Cosmin Lordache is the first bug bounty hunter to earn more than $2 million in bug bounty awards through the vulnerability coordination and bug bounty program HackerOne.
Cosmin (aka @inhibitor181) was also the 7th hacker to earn $1 million in just two years, as announced 334 days ago. He managed to get the payout by bringing in roughly $300,000 in bounties over just 90 days.
The Romanian bug bounty hunter who has been living in Germany for the past six years got interested in hacking due to a HackAttack seminar in Hamburg in mid-2016 while attending University. He then switched to bug bounty hunting in late 2017 while still working as a full-stack developer.

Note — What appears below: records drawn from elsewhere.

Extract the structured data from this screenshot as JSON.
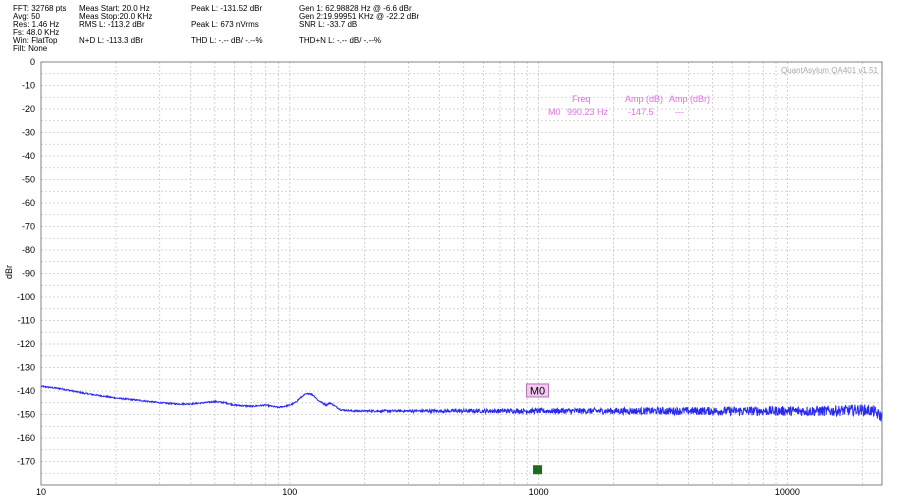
{
  "header": {
    "col1": [
      "FFT: 32768 pts",
      "Avg: 50",
      "Res: 1.46 Hz",
      "Fs: 48.0 KHz",
      "Win: FlatTop",
      "Filt: None"
    ],
    "col2": [
      "Meas Start: 20.0 Hz",
      "Meas Stop:20.0 KHz",
      "RMS L: -113.2 dBr",
      "",
      "N+D L: -113.3 dBr"
    ],
    "col3": [
      "Peak L: -131.52 dBr",
      "",
      "Peak L: 673 nVrms",
      "",
      "THD L: -.-- dB/ -.--%"
    ],
    "col4": [
      "Gen 1: 62.98828 Hz @ -6.6  dBr",
      "Gen 2:19.99951 KHz @ -22.2  dBr",
      "SNR L: -33.7 dB",
      "",
      "THD+N L: -.-- dB/ -.--%"
    ]
  },
  "brand_text": "QuantAsylum QA401 v1.51",
  "marker_table": {
    "headers": [
      "Freq",
      "Amp (dB)",
      "Amp (dBr)"
    ],
    "row": [
      "M0",
      "990.23 Hz",
      "-147.5",
      "---"
    ]
  },
  "marker_label": "M0",
  "colors": {
    "trace": "#2a2aee",
    "grid": "#c8c8c8",
    "annotation": "#e070e0",
    "marker_box": "#f3c9f3",
    "marker_square": "#1e6b1e"
  },
  "chart_data": {
    "type": "line",
    "x_scale": "log",
    "xlim": [
      10,
      24000
    ],
    "ylim": [
      -180,
      0
    ],
    "x_ticks": [
      10,
      100,
      1000,
      10000
    ],
    "x_tick_labels": [
      "10",
      "100",
      "1000",
      "10000"
    ],
    "y_ticks": [
      0,
      -10,
      -20,
      -30,
      -40,
      -50,
      -60,
      -70,
      -80,
      -90,
      -100,
      -110,
      -120,
      -130,
      -140,
      -150,
      -160,
      -170
    ],
    "ylabel": "dBr",
    "xlabel": "",
    "grid": true,
    "series": [
      {
        "x": [
          10,
          12,
          15,
          20,
          25,
          30,
          35,
          40,
          45,
          50,
          55,
          60,
          70,
          80,
          90,
          100,
          105,
          110,
          115,
          120,
          125,
          130,
          140,
          145,
          150,
          155,
          160,
          180,
          200,
          250,
          300,
          400,
          500,
          700,
          1000,
          1500,
          2000,
          3000,
          5000,
          7000,
          10000,
          15000,
          20000,
          22000,
          24000
        ],
        "y": [
          -138,
          -139,
          -141,
          -143,
          -144,
          -145,
          -145.5,
          -145.5,
          -145,
          -144.5,
          -145,
          -146,
          -146.5,
          -146,
          -147,
          -146,
          -145,
          -143,
          -141.5,
          -141,
          -142,
          -144,
          -146,
          -145,
          -146,
          -147,
          -148,
          -148.5,
          -148.5,
          -148.5,
          -148.5,
          -148.5,
          -148.5,
          -148.5,
          -148.5,
          -148.5,
          -148.5,
          -148.5,
          -148.5,
          -148.5,
          -148.5,
          -148.5,
          -148,
          -148.5,
          -151
        ]
      }
    ],
    "markers": [
      {
        "name": "M0",
        "x": 990.23,
        "y": -147.5
      }
    ]
  }
}
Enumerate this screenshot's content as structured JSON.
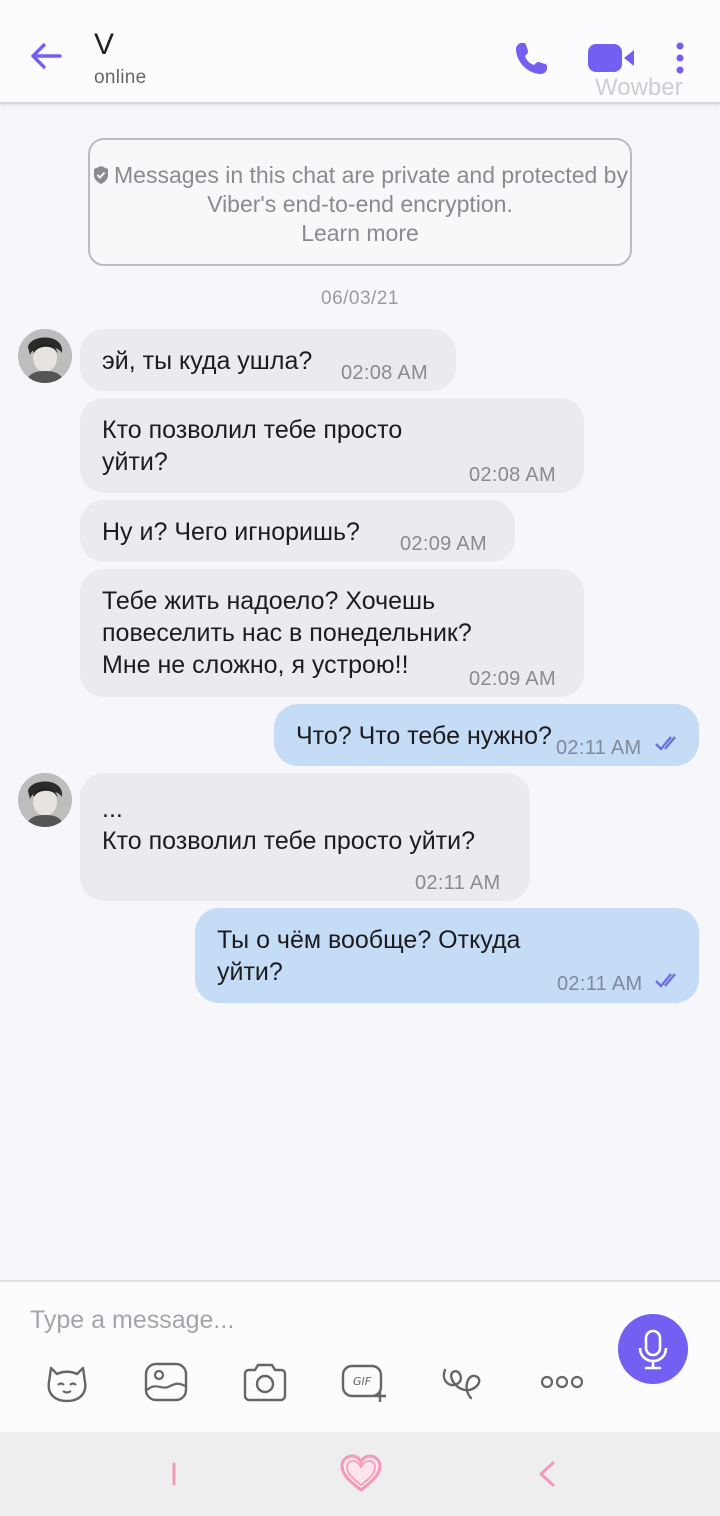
{
  "header": {
    "contact_name": "V",
    "status": "online",
    "watermark": "Wowber",
    "accent_color": "#7360f2"
  },
  "notice": {
    "text": "Messages in this chat are private and protected by Viber's end-to-end encryption.",
    "learn_more": "Learn more"
  },
  "date_label": "06/03/21",
  "messages": [
    {
      "direction": "incoming",
      "text": "эй, ты куда ушла?",
      "time": "02:08 AM"
    },
    {
      "direction": "incoming",
      "text": "Кто позволил тебе просто\nуйти?",
      "time": "02:08 AM"
    },
    {
      "direction": "incoming",
      "text": "Ну и? Чего игноришь?",
      "time": "02:09 AM"
    },
    {
      "direction": "incoming",
      "text": "Тебе жить надоело? Хочешь\nповеселить нас в понедельник?\nМне не сложно, я устрою!!",
      "time": "02:09 AM"
    },
    {
      "direction": "outgoing",
      "text": "Что? Что тебе нужно?",
      "time": "02:11 AM",
      "status": "read"
    },
    {
      "direction": "incoming",
      "text": "...\nКто позволил тебе просто уйти?",
      "time": "02:11 AM"
    },
    {
      "direction": "outgoing",
      "text": "Ты о чём вообще? Откуда\nуйти?",
      "time": "02:11 AM",
      "status": "read"
    }
  ],
  "composer": {
    "placeholder": "Type a message...",
    "tools": [
      "sticker-icon",
      "gallery-icon",
      "camera-icon",
      "gif-icon",
      "doodle-icon",
      "more-options-icon"
    ]
  },
  "nav": [
    "recent-apps-icon",
    "home-heart-icon",
    "back-icon"
  ]
}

He followed HackerOne’s leaderboard and read Hacktivity disclosed reports.
Cosmin was crowned as The Assassin (the hacker with the highest signal) at the Singapore h1-65 live hacking event and also received the same title in London at the 2019 h1-4420 live hacking event.

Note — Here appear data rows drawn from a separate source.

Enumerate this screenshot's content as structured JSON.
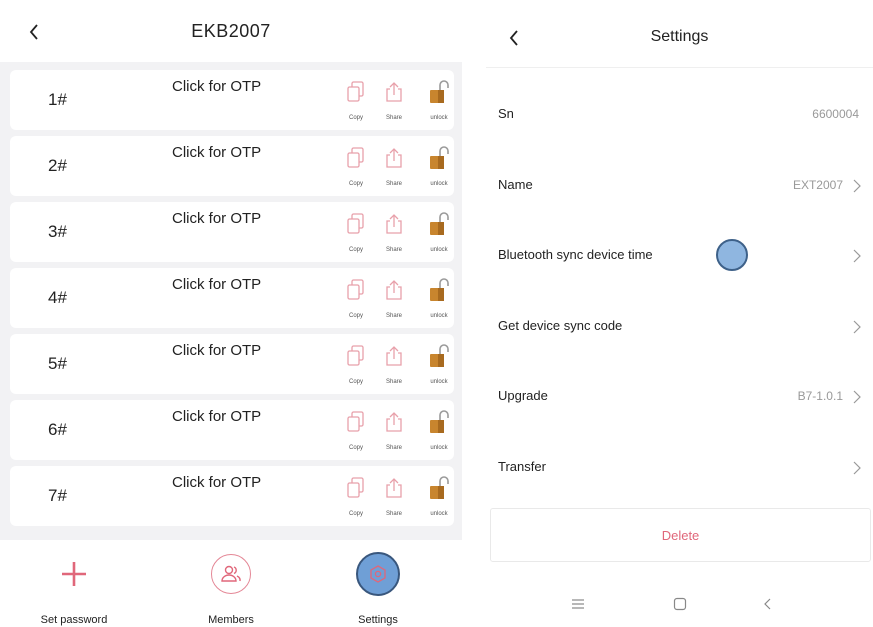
{
  "left": {
    "title": "EKB2007",
    "back_icon": "chevron-left-icon",
    "locks": [
      {
        "number": "1#",
        "otp_label": "Click for OTP"
      },
      {
        "number": "2#",
        "otp_label": "Click for OTP"
      },
      {
        "number": "3#",
        "otp_label": "Click for OTP"
      },
      {
        "number": "4#",
        "otp_label": "Click for OTP"
      },
      {
        "number": "5#",
        "otp_label": "Click for OTP"
      },
      {
        "number": "6#",
        "otp_label": "Click for OTP"
      },
      {
        "number": "7#",
        "otp_label": "Click for OTP"
      }
    ],
    "actions": {
      "copy": "Copy",
      "share": "Share",
      "unlock": "unlock"
    },
    "tabs": {
      "set_password": "Set password",
      "members": "Members",
      "settings": "Settings"
    }
  },
  "right": {
    "title": "Settings",
    "rows": [
      {
        "label": "Sn",
        "value": "6600004",
        "has_chevron": false
      },
      {
        "label": "Name",
        "value": "EXT2007",
        "has_chevron": true
      },
      {
        "label": "Bluetooth sync device time",
        "value": "",
        "has_chevron": true
      },
      {
        "label": "Get device sync code",
        "value": "",
        "has_chevron": true
      },
      {
        "label": "Upgrade",
        "value": "B7-1.0.1",
        "has_chevron": true
      },
      {
        "label": "Transfer",
        "value": "",
        "has_chevron": true
      }
    ],
    "delete_label": "Delete"
  },
  "colors": {
    "accent_red": "#e0677a",
    "icon_pink": "#e8a0aa",
    "lock_orange": "#c8852e",
    "tap_highlight": "#6f9fd6",
    "background_gray": "#f2f2f4"
  }
}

As of now he has submitted 468 vulnerabilities through bug bounty programs belonging to high-profile tech firms like Verizon Media, PayPal, Dropbox, Facebook, Spotify, AT&T, TikTok, Twitter, Uber, and GitHub, as well as a handful of bugs reported to the U.S. Dept Of Defense.
Cosmin joined the platform in June 2016, and currently ranks 12th based on all-time stats on HackerOne.

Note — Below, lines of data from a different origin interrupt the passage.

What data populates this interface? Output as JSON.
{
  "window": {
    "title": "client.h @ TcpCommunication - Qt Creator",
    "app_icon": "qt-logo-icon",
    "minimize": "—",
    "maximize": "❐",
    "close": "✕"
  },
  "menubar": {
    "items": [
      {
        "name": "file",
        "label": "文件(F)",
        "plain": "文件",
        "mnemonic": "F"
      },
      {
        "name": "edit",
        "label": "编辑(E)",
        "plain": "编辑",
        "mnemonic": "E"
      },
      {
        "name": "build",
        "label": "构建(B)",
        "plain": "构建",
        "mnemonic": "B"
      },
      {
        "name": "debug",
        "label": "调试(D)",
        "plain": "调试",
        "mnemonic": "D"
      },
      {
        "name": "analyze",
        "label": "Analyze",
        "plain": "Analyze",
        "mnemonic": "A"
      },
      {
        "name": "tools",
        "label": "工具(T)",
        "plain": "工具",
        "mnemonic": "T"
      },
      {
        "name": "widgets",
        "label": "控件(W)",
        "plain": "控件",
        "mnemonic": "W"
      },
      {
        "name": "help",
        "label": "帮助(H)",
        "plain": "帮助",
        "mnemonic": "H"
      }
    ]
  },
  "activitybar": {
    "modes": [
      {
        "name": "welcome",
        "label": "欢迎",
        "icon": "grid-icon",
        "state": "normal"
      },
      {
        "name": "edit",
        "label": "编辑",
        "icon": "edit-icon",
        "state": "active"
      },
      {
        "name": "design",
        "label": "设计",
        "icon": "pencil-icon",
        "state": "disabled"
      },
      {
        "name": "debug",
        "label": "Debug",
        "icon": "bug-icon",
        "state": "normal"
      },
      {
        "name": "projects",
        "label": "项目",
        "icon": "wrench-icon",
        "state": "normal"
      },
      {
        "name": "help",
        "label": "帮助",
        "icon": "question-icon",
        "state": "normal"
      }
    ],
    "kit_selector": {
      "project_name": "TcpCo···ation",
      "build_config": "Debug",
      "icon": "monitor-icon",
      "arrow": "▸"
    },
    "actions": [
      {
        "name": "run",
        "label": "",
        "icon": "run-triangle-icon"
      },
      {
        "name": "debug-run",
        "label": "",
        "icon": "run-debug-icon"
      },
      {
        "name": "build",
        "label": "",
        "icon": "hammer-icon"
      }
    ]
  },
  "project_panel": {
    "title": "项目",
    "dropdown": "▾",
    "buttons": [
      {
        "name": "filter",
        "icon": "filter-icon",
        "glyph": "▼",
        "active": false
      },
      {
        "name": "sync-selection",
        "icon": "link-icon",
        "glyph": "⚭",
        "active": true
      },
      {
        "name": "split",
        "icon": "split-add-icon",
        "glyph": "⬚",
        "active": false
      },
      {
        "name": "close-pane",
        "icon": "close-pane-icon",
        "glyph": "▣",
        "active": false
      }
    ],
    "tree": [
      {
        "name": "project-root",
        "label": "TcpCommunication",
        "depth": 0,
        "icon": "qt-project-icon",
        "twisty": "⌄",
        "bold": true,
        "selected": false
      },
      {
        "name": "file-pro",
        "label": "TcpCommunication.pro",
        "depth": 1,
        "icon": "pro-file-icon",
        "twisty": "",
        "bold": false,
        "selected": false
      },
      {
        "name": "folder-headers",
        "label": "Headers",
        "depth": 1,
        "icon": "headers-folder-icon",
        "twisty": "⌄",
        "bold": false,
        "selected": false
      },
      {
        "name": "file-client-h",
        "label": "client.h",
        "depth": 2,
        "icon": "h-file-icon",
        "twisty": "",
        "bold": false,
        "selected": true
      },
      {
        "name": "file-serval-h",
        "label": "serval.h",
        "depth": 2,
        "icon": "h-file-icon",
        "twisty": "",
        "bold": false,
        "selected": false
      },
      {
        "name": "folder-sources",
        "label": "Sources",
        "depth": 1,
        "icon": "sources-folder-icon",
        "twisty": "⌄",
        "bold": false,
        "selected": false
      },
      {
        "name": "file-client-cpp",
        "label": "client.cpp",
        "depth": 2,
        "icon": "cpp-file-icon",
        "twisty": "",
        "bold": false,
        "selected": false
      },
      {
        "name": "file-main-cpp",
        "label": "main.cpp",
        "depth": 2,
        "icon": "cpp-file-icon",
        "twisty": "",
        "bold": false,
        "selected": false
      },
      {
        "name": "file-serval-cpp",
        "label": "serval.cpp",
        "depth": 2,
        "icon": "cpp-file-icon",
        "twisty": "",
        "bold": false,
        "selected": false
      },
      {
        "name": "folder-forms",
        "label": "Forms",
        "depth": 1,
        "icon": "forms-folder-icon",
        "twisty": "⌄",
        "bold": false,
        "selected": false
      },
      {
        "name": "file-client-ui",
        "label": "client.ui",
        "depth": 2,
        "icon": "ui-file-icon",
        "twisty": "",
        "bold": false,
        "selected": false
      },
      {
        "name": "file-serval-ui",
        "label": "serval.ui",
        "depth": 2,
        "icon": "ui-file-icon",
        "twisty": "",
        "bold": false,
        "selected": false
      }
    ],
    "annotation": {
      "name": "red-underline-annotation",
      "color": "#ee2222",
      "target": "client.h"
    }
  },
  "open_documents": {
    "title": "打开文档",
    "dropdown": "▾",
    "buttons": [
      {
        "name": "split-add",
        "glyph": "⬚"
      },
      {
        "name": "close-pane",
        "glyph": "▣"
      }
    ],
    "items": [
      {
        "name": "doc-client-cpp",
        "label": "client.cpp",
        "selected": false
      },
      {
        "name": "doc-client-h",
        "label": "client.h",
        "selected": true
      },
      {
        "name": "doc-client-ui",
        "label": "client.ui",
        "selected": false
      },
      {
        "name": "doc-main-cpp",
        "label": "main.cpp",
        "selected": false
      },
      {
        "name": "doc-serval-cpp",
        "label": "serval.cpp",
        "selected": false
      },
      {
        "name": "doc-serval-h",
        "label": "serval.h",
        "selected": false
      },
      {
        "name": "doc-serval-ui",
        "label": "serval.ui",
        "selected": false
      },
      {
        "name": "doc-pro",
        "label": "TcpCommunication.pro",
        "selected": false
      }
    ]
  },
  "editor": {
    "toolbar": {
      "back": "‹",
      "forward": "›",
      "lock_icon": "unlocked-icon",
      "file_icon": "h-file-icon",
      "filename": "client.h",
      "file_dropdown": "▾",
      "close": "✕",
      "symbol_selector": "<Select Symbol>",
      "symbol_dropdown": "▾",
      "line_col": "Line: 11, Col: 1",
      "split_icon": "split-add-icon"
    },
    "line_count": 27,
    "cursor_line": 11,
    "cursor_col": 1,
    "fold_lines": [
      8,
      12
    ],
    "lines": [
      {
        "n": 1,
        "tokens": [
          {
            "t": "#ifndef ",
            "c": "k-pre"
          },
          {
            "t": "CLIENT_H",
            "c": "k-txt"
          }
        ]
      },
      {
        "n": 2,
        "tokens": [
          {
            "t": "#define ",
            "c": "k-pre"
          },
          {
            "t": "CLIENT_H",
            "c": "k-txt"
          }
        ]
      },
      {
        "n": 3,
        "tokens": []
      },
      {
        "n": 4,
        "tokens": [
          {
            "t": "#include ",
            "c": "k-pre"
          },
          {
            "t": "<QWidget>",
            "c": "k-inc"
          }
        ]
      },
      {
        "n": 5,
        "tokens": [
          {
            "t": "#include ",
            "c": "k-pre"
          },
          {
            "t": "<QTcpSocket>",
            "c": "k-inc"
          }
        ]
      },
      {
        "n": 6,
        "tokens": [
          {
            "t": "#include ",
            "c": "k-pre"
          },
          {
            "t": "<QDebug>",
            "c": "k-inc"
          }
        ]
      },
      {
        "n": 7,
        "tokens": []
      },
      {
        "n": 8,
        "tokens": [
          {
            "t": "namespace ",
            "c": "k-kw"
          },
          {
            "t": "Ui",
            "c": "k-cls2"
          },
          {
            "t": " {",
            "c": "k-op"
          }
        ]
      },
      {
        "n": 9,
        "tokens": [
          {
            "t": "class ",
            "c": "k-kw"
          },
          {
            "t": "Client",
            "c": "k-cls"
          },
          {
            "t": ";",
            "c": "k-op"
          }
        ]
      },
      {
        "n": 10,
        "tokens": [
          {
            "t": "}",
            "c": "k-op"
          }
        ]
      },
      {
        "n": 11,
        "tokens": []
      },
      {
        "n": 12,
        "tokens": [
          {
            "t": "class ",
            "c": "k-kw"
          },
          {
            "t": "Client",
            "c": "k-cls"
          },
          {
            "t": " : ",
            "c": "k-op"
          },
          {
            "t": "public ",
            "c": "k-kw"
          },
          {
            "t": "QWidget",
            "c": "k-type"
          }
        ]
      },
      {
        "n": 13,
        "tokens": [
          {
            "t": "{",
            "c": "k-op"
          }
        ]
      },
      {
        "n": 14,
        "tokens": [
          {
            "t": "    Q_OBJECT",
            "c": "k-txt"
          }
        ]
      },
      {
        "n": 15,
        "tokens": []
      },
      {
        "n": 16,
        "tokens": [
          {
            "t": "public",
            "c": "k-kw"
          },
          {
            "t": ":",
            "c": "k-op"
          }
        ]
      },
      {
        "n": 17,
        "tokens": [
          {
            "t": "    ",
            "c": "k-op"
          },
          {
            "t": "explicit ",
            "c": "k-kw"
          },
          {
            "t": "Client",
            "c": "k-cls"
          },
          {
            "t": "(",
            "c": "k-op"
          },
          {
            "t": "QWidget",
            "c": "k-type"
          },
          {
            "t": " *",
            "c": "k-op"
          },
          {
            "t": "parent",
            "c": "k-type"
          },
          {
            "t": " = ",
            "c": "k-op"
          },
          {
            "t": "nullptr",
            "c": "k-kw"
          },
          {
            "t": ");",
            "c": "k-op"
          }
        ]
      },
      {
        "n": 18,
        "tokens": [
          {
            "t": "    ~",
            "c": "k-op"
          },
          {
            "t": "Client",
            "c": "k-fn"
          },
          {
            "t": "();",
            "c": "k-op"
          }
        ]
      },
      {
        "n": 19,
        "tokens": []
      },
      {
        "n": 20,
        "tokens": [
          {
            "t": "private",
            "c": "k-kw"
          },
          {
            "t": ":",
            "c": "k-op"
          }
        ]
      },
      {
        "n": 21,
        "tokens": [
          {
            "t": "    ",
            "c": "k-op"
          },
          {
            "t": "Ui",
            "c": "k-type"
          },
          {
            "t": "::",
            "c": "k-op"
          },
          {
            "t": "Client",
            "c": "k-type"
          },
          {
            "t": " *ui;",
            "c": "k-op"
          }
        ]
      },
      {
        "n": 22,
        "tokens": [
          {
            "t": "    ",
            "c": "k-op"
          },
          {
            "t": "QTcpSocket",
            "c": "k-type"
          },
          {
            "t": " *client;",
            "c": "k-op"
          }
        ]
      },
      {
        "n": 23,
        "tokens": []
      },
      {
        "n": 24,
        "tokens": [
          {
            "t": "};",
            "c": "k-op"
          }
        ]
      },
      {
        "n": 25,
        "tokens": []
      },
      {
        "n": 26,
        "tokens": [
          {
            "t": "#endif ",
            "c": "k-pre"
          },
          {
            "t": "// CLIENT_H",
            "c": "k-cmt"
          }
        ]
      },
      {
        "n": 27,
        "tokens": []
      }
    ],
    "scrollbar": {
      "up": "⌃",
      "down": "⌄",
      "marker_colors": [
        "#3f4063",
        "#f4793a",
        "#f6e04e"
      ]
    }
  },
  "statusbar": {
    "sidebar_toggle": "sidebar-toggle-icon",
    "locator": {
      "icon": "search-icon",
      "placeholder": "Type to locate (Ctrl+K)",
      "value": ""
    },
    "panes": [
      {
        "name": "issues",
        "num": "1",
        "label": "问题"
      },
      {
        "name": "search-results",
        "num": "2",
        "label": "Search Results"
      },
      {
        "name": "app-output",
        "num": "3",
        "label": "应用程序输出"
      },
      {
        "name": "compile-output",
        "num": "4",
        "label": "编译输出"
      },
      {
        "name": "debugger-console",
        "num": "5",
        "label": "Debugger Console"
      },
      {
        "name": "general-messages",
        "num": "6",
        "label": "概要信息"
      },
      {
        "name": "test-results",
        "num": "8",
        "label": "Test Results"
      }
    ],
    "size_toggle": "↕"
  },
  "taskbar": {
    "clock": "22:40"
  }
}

HackerOne says that, so far, only 9 bug bounty hunters have earned $1 million on the platform. They announced that as of May 26, 2020, around $100,000,000 in rewards were earned by ethical hackers.
As hackers are reporting vulnerability to bug bounty programs, HackerOne hackers have found around 170,000 security bugs.
Over 700,000 ethical hackers are now using the bug bounty platform to get paid for finding and reporting security bugs in the products of almost 2,000 HackerOne customers.